Berdasarkan hasil pengukuran diameter batang dan bobot kering tanaman terlihat agens antagonis memberikan pengaruh nyata terhadap diameter batang dan bobot kering tanaman A. crassicarpa pada 7 MST. Perlakuan Streptomyces spp. menunjukkan hasil lebih baik dibandingkan kontrol. Terdapat kecenderungan bahwa tanaman yang diinfeksi oleh bakteri patogen memiliki bobot kering dan tinggi tanaman lebih besar dibandingkan tanaman yang tidak diinfeksi oleh bakteri patogen. Hal ini kemungkinan terjadi akibat dihasilkannya senyawa hormon pertumbuhan oleh masing-masing mikrob antagonis yang memacu tanaman untuk tumbuh lebih besar sehingga bobot kering tanamanpun lebih besar. Selain itu kemungkinan terdapat mekanisme kompetisi dan antibiosis yang membuat Streptomyces

bekerja lebih keras pada tanaman yang diinfeksi oleh patogen. Romeiro et al. 1997 menyatakan kemampuan Streptomyces dalam menghambat patogen tanaman dikarenakan adanya mekanisme antibiosis dan peningkatan ketahanan sistemik tanaman melawan patogen tanaman. Djatmiko et al. (2007) juga melaporkan Streptomyces spp. (S4) mampu menekan R. solanacearum dengan cara antibiosis dan mekanisme penghambatan secara bakteriostatik. Berdasarkan data yang diperoleh dalam penelitian ini jelas menunjukkan bahwa isolat Streptomyces spp. isolat indigenus efektif dalam menghambat pertumbuhan mikrob patogen Xanthomonas campestris pv. acaciae.

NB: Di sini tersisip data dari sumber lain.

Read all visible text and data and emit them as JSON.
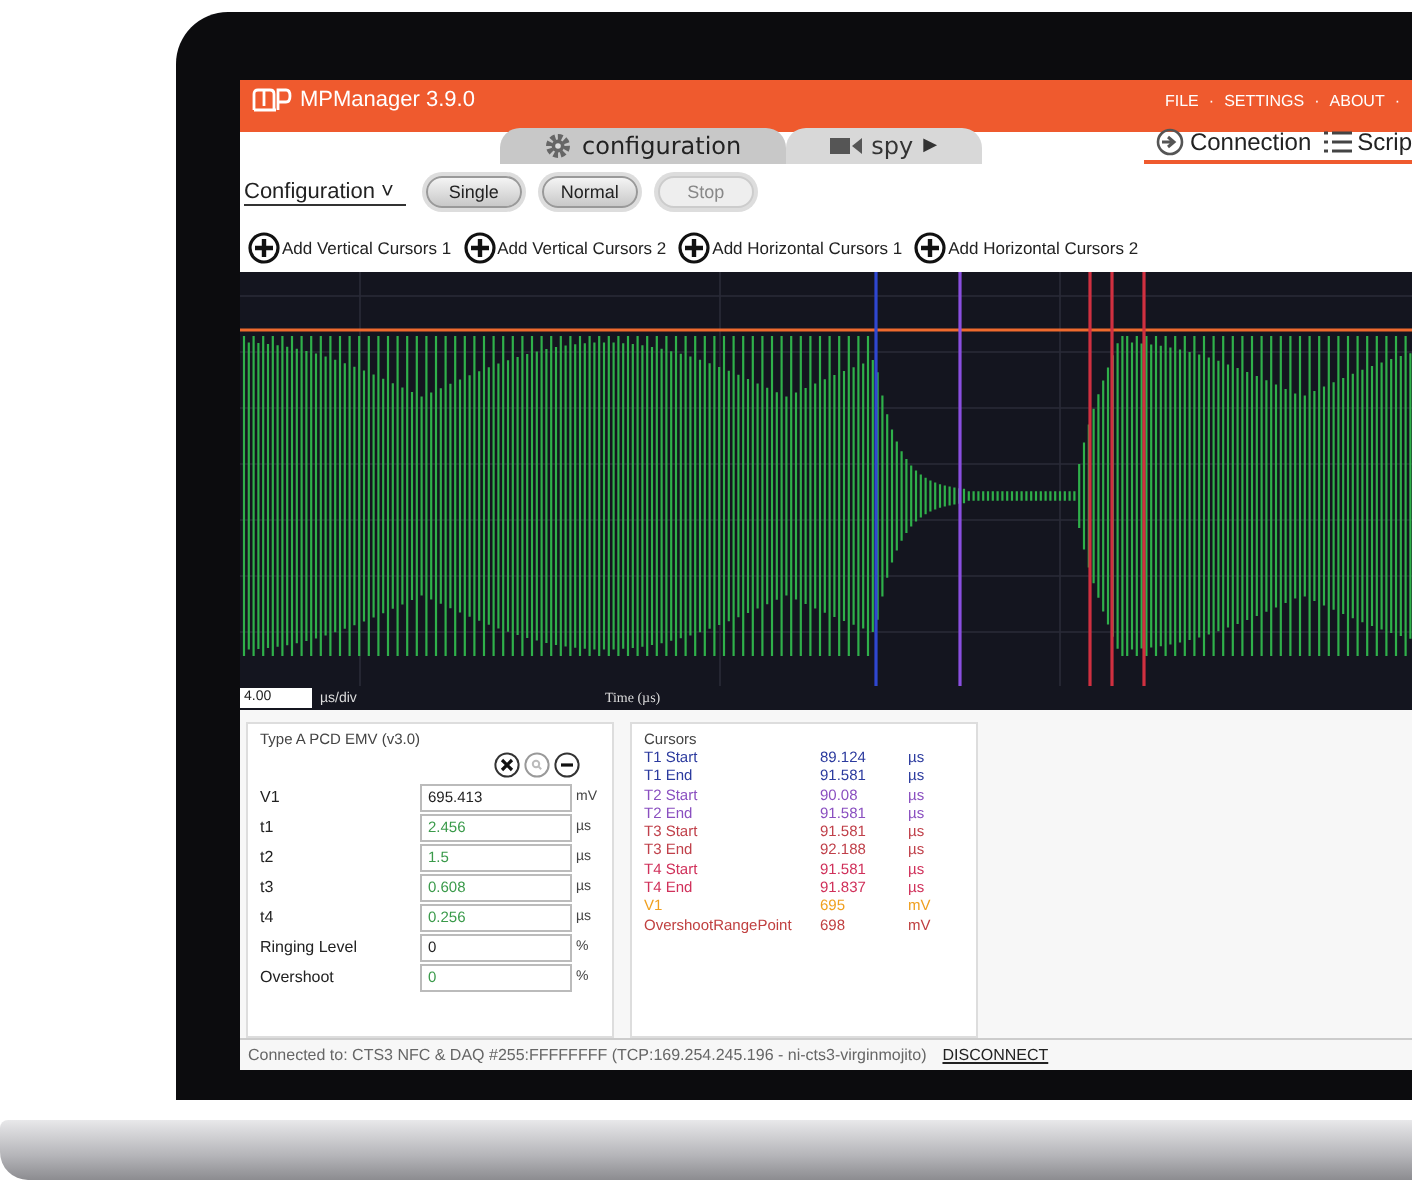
{
  "app": {
    "title": "MPManager 3.9.0",
    "menu": [
      "FILE",
      "SETTINGS",
      "ABOUT"
    ],
    "menu_separator": "·"
  },
  "tabs": [
    {
      "label": "configuration",
      "selected": true
    },
    {
      "label": "spy",
      "suffix": "▶",
      "selected": false
    }
  ],
  "side_tabs": [
    {
      "label": "Connection"
    },
    {
      "label": "Scrip"
    }
  ],
  "toolbar": {
    "dropdown": "Configuration",
    "dropdown_glyph": "˅",
    "buttons": [
      {
        "label": "Single",
        "disabled": false
      },
      {
        "label": "Normal",
        "disabled": false
      },
      {
        "label": "Stop",
        "disabled": true
      }
    ]
  },
  "cursor_actions": [
    "Add Vertical Cursors 1",
    "Add Vertical Cursors 2",
    "Add Horizontal Cursors 1",
    "Add Horizontal Cursors 2"
  ],
  "scope": {
    "timebase": "4.00",
    "timebase_unit": "µs/div",
    "xlabel": "Time (µs)"
  },
  "measurement": {
    "title": "Type A PCD EMV (v3.0)",
    "rows": [
      {
        "label": "V1",
        "value": "695.413",
        "unit": "mV",
        "color": "#222222"
      },
      {
        "label": "t1",
        "value": "2.456",
        "unit": "µs",
        "color": "#3a9a4a"
      },
      {
        "label": "t2",
        "value": "1.5",
        "unit": "µs",
        "color": "#3a9a4a"
      },
      {
        "label": "t3",
        "value": "0.608",
        "unit": "µs",
        "color": "#3a9a4a"
      },
      {
        "label": "t4",
        "value": "0.256",
        "unit": "µs",
        "color": "#3a9a4a"
      },
      {
        "label": "Ringing Level",
        "value": "0",
        "unit": "%",
        "color": "#222222"
      },
      {
        "label": "Overshoot",
        "value": "0",
        "unit": "%",
        "color": "#3a9a4a"
      }
    ]
  },
  "cursors": {
    "title": "Cursors",
    "items": [
      {
        "name": "T1 Start",
        "value": "89.124",
        "unit": "µs",
        "color": "#2b3a9e"
      },
      {
        "name": "T1 End",
        "value": "91.581",
        "unit": "µs",
        "color": "#2b3a9e"
      },
      {
        "name": "T2 Start",
        "value": "90.08",
        "unit": "µs",
        "color": "#8a4fc0"
      },
      {
        "name": "T2 End",
        "value": "91.581",
        "unit": "µs",
        "color": "#8a4fc0"
      },
      {
        "name": "T3 Start",
        "value": "91.581",
        "unit": "µs",
        "color": "#c0404a"
      },
      {
        "name": "T3 End",
        "value": "92.188",
        "unit": "µs",
        "color": "#c0404a"
      },
      {
        "name": "T4 Start",
        "value": "91.581",
        "unit": "µs",
        "color": "#d0305a"
      },
      {
        "name": "T4 End",
        "value": "91.837",
        "unit": "µs",
        "color": "#d0305a"
      },
      {
        "name": "V1",
        "value": "695",
        "unit": "mV",
        "color": "#f0a020"
      },
      {
        "name": "OvershootRangePoint",
        "value": "698",
        "unit": "mV",
        "color": "#c04040"
      }
    ]
  },
  "status": {
    "text": "Connected to: CTS3 NFC & DAQ #255:FFFFFFFF (TCP:169.254.245.196 - ni-cts3-virginmojito)",
    "link": "DISCONNECT"
  }
}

SIMPULAN DAN SARAN Simpulan

Sebanyak delapan isolat Streptomyces

spp. memiliki aktivitas penghambatan yang beragam secara in vitro. Empat isolat (LBR02, LSW05, SR02, dan PS4-16) memiliki aktivitas penghambatan yang baik terhadap

mikrob antagonis X. campestris pv. acaciae.

Berdasarkan hasil uji in planta, Streptomyces

yang diaplikasikan mampu menekan intensitas penyakit dan meningkatkan tinggi, diameter dan bobot kering tanaman. Isolat SR02 memiliki kemampuan terbaik dalam menghambat mikrob patogen baik secara in vitro maupun in planta.

Saran

Perlu telaah karakterisasi senyawa bioaktif yang dihasilkan oleh Streptomyces isolat SR02 dan PS4-16 serta uji kemampuannya dalam mengahsilkan hormon pertumbuhan. Selain itu perlu dikaji cara pemberian inokulum seperti penyiraman dan penyemprotan untuk mengetahui metode yang lebih efektif dalam mengendalikan

Xanthomonas campestris pv. acaciae serta pemberian dosis bakterisida yang tepat di pembibitan Acacia crassicarpa.